SilentWarrior hat gesagt.:
			
		

> Da sowohl Tabellenhöhe als auch Tabellenbreite 100% betragen, befürchte ich, du verwendest sie für das Design. Sowas sollte man nicht machen. Wenn du mit divs arbeitest, hast du auch keine Probleme mit dem DOCTYPE mehr - also jetzt umstellen und später profitieren!
> 
> -> http://seybold.jan-andresen.de/index.php


ja wegen dem Layout, stimmt!
Hmm ... na mal sehen wie man das macht um alles gleich ausschauen zu lassen ...

Vielen Dank für Deine Antwort!

Marco


----------



## Dr Dau (18. April 2005)

Hallo!



			
				marcoX hat gesagt.:
			
		

> *table.table {width:100%; height:100%;}*


table.table? Ich denke mal dass dort dein Problem liegt, weil Table ja ein reservierter Name ist.
Versuche es doch einmal mit einer anderen Klasse.
z.b.: *<style type="text/css">**table.haupt {width:100%; height:100%;}</style>* und in der Tabelle dann natürlich in *<table class="haupt">* ändern.
Ausserdem solltest Du auch <!DOCTYPE HTML PUBLIC "-//W3C//DTD HTML 4.01 Transitional//EN" "http://www.w3.org/TR/html4/*loose.dtd*"> angeben.
Dann sollte es auch mit dem validieren klappen.

Gruss Dr Dau


----------



## marcoX (19. April 2005)

SilentWarrior hat gesagt.:
			
		

> Da sowohl Tabellenhöhe als auch Tabellenbreite 100% betragen, befürchte ich, du verwendest sie für das Design. Sowas sollte man nicht machen. Wenn du mit divs arbeitest, hast du auch keine Probleme mit dem DOCTYPE mehr - also jetzt umstellen und später profitieren!
> -> http://seybold.jan-andresen.de/index.php


Wenn ich wüsste, wie man eine solche Tabelle http://www.mwd.at/users/mus/ 
in "div's" machen könnte, würde ich es machen! Könntest Du mir bitte ein wenig helfen?

Marco


----------



## SilentWarrior (19. April 2005)

Hi Marco

Hab mal einen groben Entwurf gemacht. Guck mal ein bisschen in den Quelltext, dann kriegst du mit ein bisschen Ausprobieren den Rest (Rahmen, genaue Positionierung usw.) bestimmt hin. 

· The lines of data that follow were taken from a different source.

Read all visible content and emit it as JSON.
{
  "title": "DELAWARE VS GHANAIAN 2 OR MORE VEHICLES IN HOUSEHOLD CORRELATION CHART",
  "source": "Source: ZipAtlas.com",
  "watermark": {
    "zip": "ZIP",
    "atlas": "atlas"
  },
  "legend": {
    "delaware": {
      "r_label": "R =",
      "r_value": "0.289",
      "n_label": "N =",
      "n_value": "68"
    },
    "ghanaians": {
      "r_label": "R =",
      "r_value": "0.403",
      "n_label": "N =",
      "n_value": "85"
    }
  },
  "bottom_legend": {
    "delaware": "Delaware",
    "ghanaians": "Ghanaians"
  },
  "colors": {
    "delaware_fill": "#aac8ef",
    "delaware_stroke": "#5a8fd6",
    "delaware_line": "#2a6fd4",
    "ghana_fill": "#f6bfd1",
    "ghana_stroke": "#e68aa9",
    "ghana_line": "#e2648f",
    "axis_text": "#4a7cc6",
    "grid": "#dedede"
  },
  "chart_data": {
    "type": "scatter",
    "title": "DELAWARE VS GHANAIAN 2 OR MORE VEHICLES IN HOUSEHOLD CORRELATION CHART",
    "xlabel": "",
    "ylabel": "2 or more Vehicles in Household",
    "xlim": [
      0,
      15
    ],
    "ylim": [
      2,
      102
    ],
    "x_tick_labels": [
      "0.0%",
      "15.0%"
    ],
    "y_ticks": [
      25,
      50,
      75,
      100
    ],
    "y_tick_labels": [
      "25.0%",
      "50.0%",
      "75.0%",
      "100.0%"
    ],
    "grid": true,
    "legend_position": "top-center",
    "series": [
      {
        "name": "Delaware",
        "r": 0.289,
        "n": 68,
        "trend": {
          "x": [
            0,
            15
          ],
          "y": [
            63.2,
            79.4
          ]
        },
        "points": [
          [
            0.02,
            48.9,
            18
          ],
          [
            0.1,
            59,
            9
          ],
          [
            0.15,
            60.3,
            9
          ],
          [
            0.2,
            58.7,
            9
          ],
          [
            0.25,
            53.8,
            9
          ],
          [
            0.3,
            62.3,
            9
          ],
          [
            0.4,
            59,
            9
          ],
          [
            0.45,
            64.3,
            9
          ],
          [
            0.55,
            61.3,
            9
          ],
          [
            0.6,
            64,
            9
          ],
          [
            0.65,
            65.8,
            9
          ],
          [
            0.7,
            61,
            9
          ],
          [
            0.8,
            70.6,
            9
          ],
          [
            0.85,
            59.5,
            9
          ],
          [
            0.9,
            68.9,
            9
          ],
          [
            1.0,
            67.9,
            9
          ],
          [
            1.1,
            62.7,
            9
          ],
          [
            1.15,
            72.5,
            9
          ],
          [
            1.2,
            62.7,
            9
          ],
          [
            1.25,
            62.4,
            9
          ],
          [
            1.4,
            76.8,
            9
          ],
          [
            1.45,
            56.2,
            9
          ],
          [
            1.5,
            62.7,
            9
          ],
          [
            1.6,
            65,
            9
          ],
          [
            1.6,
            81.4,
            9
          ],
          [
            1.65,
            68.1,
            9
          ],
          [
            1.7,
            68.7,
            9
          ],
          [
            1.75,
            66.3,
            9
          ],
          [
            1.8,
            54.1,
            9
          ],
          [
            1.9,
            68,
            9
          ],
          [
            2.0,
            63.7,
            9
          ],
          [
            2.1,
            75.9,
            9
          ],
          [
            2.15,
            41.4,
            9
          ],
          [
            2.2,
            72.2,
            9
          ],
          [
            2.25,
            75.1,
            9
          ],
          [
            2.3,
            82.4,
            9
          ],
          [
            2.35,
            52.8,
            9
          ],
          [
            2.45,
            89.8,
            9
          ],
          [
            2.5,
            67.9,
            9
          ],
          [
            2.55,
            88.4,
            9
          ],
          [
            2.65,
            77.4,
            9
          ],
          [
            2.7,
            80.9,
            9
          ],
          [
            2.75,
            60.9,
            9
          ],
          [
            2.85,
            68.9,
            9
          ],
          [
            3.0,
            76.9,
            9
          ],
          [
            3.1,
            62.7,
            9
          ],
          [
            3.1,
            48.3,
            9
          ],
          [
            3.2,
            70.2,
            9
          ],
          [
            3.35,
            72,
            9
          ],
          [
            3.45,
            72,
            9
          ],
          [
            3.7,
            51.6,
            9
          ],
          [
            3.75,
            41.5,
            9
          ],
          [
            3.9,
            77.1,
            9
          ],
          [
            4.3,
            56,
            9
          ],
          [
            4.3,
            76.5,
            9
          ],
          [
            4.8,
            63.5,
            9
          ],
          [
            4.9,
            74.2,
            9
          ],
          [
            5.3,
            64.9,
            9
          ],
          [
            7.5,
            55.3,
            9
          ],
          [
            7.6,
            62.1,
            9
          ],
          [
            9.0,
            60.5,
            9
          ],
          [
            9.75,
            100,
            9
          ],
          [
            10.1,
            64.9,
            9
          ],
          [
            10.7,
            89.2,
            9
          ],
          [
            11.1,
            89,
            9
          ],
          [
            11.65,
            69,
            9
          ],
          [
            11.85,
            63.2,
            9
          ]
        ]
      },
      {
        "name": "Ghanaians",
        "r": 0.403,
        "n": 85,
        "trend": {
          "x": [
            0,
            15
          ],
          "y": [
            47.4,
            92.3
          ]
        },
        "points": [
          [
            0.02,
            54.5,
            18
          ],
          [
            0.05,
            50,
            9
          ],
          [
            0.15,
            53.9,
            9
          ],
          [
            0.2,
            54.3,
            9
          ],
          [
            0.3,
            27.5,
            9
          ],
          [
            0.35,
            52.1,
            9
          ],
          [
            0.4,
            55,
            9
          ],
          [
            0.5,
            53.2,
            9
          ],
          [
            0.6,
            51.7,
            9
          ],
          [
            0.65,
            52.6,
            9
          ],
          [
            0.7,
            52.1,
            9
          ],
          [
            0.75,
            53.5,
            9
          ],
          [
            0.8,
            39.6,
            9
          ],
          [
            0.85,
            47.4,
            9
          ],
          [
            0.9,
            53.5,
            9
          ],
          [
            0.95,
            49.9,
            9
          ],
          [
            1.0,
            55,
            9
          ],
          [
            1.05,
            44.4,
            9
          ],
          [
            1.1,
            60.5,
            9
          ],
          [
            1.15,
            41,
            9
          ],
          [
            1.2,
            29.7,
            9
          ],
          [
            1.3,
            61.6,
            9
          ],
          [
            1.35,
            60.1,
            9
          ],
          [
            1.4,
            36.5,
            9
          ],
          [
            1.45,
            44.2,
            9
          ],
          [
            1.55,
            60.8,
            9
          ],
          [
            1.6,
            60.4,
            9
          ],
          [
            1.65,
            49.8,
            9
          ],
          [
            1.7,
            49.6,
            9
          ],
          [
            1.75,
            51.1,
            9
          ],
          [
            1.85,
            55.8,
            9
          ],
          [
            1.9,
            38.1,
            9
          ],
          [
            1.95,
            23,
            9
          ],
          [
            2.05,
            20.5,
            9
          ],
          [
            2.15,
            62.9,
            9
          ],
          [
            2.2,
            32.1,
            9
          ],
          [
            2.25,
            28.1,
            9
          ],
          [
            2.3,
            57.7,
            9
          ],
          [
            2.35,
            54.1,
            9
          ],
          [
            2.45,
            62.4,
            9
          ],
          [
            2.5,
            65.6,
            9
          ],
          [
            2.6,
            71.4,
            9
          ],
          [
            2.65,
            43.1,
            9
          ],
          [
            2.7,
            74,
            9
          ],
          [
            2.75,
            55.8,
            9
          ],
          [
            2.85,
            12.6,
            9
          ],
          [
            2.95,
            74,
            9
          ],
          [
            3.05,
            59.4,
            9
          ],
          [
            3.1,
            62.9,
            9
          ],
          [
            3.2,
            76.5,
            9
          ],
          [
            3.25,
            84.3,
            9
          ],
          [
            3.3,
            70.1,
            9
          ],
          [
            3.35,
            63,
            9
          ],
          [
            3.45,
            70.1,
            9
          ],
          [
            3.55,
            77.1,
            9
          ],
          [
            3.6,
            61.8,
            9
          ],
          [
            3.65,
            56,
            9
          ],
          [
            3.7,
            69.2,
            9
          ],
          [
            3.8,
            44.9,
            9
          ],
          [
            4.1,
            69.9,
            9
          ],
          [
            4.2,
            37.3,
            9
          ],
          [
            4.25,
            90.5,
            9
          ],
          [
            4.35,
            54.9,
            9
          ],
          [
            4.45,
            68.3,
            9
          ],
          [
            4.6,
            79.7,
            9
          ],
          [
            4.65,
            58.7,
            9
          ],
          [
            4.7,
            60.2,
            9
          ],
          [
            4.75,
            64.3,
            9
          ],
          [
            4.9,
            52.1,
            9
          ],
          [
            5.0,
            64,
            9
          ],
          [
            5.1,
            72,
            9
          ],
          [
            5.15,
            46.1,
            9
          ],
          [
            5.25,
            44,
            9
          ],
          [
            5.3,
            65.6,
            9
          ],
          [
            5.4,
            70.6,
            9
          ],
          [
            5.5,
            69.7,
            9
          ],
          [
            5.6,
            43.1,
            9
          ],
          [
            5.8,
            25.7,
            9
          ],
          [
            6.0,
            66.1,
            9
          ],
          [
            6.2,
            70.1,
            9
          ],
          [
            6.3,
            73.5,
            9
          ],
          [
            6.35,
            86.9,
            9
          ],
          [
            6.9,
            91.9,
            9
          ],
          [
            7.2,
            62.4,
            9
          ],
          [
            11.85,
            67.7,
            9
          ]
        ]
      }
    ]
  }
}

-> http://hitman-4.de/test.htm

Das wichtigste ist eigentlich das semantische Markup. D. h., dass die Tags, die du verwendest, auch zum Inhalt passen sollten. Beispiel:

Die Navigation besteht aus einer Liste von Links. Also verwendet man am besten ul (unordered list). Die hässlichen Pünktchen vor den Listenpunkten kriegt man mit CSS (list-style-type:none) wieder weg. So einfach ist das!


----------